In Order to Join CSMVS and Goethe-Institute / Mumbai

April 10, 2015

“In Order to Join,” curated by Swapna Tamhane and Susanne Titz, borrows its title from Rummana Hussain’s exhibition held at Art in General, New York, in 1998. Inspired by Rummana Hussain’s work A Space for Healing from 1999 (which also acts as a circular beginning for the viewer), the exhibition, which traveled from the Museum Abteiberg in Germany, was here divided between two spaces — Max Muller Bhavan (Goethe-Institute) and the museum Chhatrapati Shivaji Maharaj Vastu Sangrahalaya (CSMVS). Beginning at Max Muller Bhavan, the works comprised videos, documented performances and conceptual works that translated the medium of found materials into new ways of thinking about art (Rummana Hussain, A Space for Healing, 1999; Sheela Gowda, Branches, 2014; Jamelie Hassan, The Oblivion Seekers, 1985/2009). The exhibition display intervened onto the lawns of the museum (Pushpamala N., Triptych, 2003; Helen Chadwick, Piss Flowers, 1991–92) and into the vitrines in the central rotunda. The display allowed for artworks to be placed and preserved within a historical timeframe, in order to join archive and memory.
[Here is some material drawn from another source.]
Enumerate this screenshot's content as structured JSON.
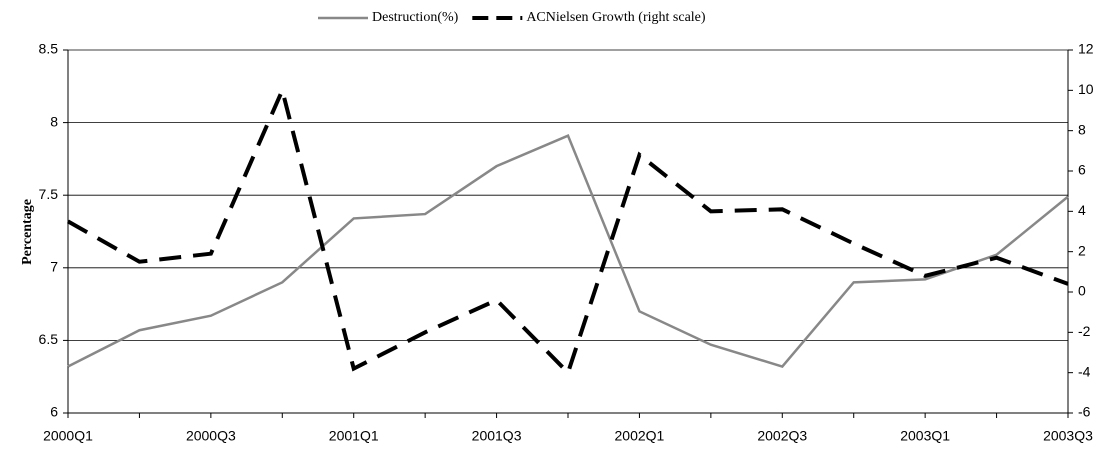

The notion of being different and responding to change during a time of suppression is conveyed through the works of fourteen women artists (born between 1947–57) in the form of explorations of identity through their bodies (Rummana Hussain, Mona Hatoum, Pushpamala N.); the expansion of artistic media through found objects and organic materials (Rosemarie Trockel, Sheela Gowda, Helen Chadwick, Astrid Klein); and revised definitions of existing beliefs and forms (Ana Mendieta, Angela Grauerholtz, Chohreh Feyzdjou, Jamelie Hassan, Shelagh Keeley, Adrian Piper, Lala Rukh). These strongly individualistic artists’ works were curatorially hinged together by their overlapping relationships to political activism and conceptual art. The show extended to issues related to socio-cultural-political histories, ethnographic references, nationalism, feminism, representation, identity, activism, language, religion, systems, gender, family and belonging, all the while “working with and against the possibility of joining.”